= Hugh Chamberlen =

English royal physician, obstetrician and writer on finance

Hugh Chamberlen the elder (c. 1632 – 17 June 1728) was an English royal physician, obstetrician and writer on finance.

==Life==
The eldest son of Peter Chamberlen the third by his marriage with Jane, eldest daughter of Sir Hugh Myddelton, bart., he was born in the parish of St. Anne's, Blackfriars, between 1630 and 1634. He is styled Doctor of Medicine in the lists of the Royal Society.

In 1668 Chamberlen had a project for ridding London of the plague. He acquired a reputation in his profession, more especially as a man-midwife, and on the petition of his father he obtained, in February 1673, the reversion of Sir John Hinton's place as physician in ordinary to the king. The office fell to him the following October. He was elected a Fellow of the Royal Society in April 1681.

In March 1688 the Royal College of Physicians, on the information of Walter Charleton, took action against Chamberlen for the "illegal and evil" practice of medicine. He continued, however, to enjoy an extensive business at court, while he was selected by James II to attend Mary of Modena in her confinements. At the birth of Prince James Francis Edward Stuart, on 10 June 1688, Chamberlen came too late to be present. He later wrote a letter to the Electress Sophia of Hanover on the circumstances, dated from the Hague on 4 October 1713.

Chamberlen's politics were those of the Whigs. George Wingrove Cooke considered that Chamberlen had suffered for his political principles. He had a general pardon issued in June 1686.

Chamberlen ultimately went to Amsterdam, where he practised for several years. He parted with the family secret of the midwifery forceps to the Dutch surgeon Hendrik van Roonhuisen. He was still alive in November 1720.

==Works==
In August 1670, while staying at Paris, Chamberlen met the surgeon François Mauriceau, and two years later he published a translation of Mauriceau's treatise on mid-wifery. This became for a standard text-book, in editions republished to 1765. In the preface are statements relating to the invention and use of the obstetric forceps by the Chamberlen family.
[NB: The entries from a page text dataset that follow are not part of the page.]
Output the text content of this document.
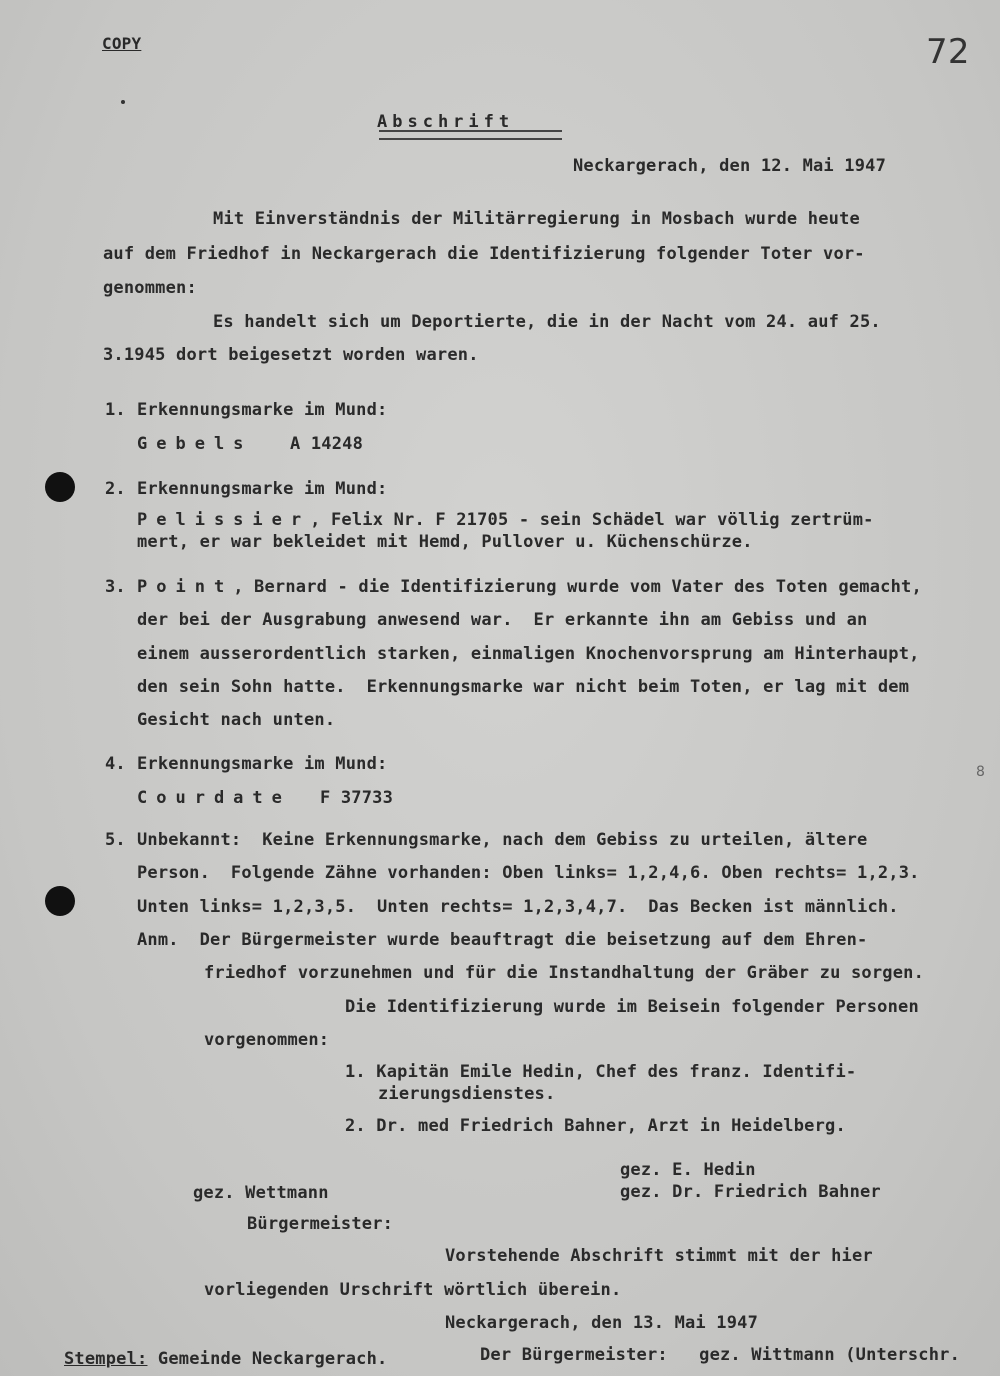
COPY	72
Abschrift
Neckargerach, den 12. Mai 1947
Mit Einverständnis der Militärregierung in Mosbach wurde heute
auf dem Friedhof in Neckargerach die Identifizierung folgender Toter vor-
genommen:
Es handelt sich um Deportierte, die in der Nacht vom 24. auf 25.
3.1945 dort beigesetzt worden waren.
1. Erkennungsmarke im Mund:
Gebels A 14248
2. Erkennungsmarke im Mund:
Pelissier, Felix Nr. F 21705 - sein Schädel war völlig zertrüm-
mert, er war bekleidet mit Hemd, Pullover u. Küchenschürze.
3. Point, Bernard - die Identifizierung wurde vom Vater des Toten gemacht,
der bei der Ausgrabung anwesend war.  Er erkannte ihn am Gebiss und an
einem ausserordentlich starken, einmaligen Knochenvorsprung am Hinterhaupt,
den sein Sohn hatte.  Erkennungsmarke war nicht beim Toten, er lag mit dem
Gesicht nach unten.
4. Erkennungsmarke im Mund:
Courdate F 37733
8
5. Unbekannt:  Keine Erkennungsmarke, nach dem Gebiss zu urteilen, ältere
Person.  Folgende Zähne vorhanden: Oben links= 1,2,4,6. Oben rechts= 1,2,3.
Unten links= 1,2,3,5.  Unten rechts= 1,2,3,4,7.  Das Becken ist männlich.
Anm.  Der Bürgermeister wurde beauftragt die beisetzung auf dem Ehren-
friedhof vorzunehmen und für die Instandhaltung der Gräber zu sorgen.
Die Identifizierung wurde im Beisein folgender Personen
vorgenommen:
1. Kapitän Emile Hedin, Chef des franz. Identifi-
zierungsdienstes.
2. Dr. med Friedrich Bahner, Arzt in Heidelberg.
gez. E. Hedin
gez. Wettmann	gez. Dr. Friedrich Bahner
Bürgermeister:
Vorstehende Abschrift stimmt mit der hier
vorliegenden Urschrift wörtlich überein.
Neckargerach, den 13. Mai 1947
Stempel: Gemeinde Neckargerach.	Der Bürgermeister:   gez. Wittmann (Unterschr.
In 1685 Chamberlen published Manuale Medicum: or a small Treatise of the Art of Physick in general and of Vomits and the Jesuits Powder in particular, London, 1685. This book was written for a son sent to the East Indies. Professional colleagues judged him from it an empiric.

Chamberlen's last medical work was A few Queries relating to the Practice of Physick (1694). It added little to the Manuale Medicum, but touched on preventive medicine with A Proposal for the better securing, of health, intended in the year 1689 and still ready to be humbly offered to the Consideration of the Honourable Houses of Parliament. He also published The Great Advantages of both Kingdoms of Scotland and England, by an Union. By a Friend to Britain (1702).

===The "land bank"===
In November 1690, Chamberlen issued a first draft of his financial scheme Dr. Hugh Chamberlen's Proposal to make England Rich and Happy. A bank was to advance money on the security of landed property by issuing large quantities of notes. James Hobson Aveling catalogued 45 pamphlet replies. Chamberlen set apart three evenings in the week to promote his project, and lobbied Members of Parliament.

In December 1693 Chamberlen laid his plan before the House of Commons, and petitioned to be heard. A committee was appointed which reported favourably; but was ignored. Two years later the project was revived in a modified form; and bill passed both houses and received the royal assent in the Taxation, etc. (No. 2) Act 1695 (7 & 8 Will. 3. c. 31) on 27 April 1696 on the last day of that parliament. Chamberlen was mocked, and in March 1699, went to Scotland. In 1700 he was urging the latest version of his land bank scheme on the Parliament of Scotland, in a pamphlet A Few Proposals humbly recommending .... the Establishing a Land-Credit in this Kingdom.

==Family==
By his marriage on 28 May 1663 at St Paul's, Covent Garden, with Dorothy, daughter of Colonel John Brett, Chamberlen had three sons, Hugh the younger, Peter, and Myddelton, and one daughter, Dorothy.

==Memorial==
There is a memorial to him at Westminster Abbey.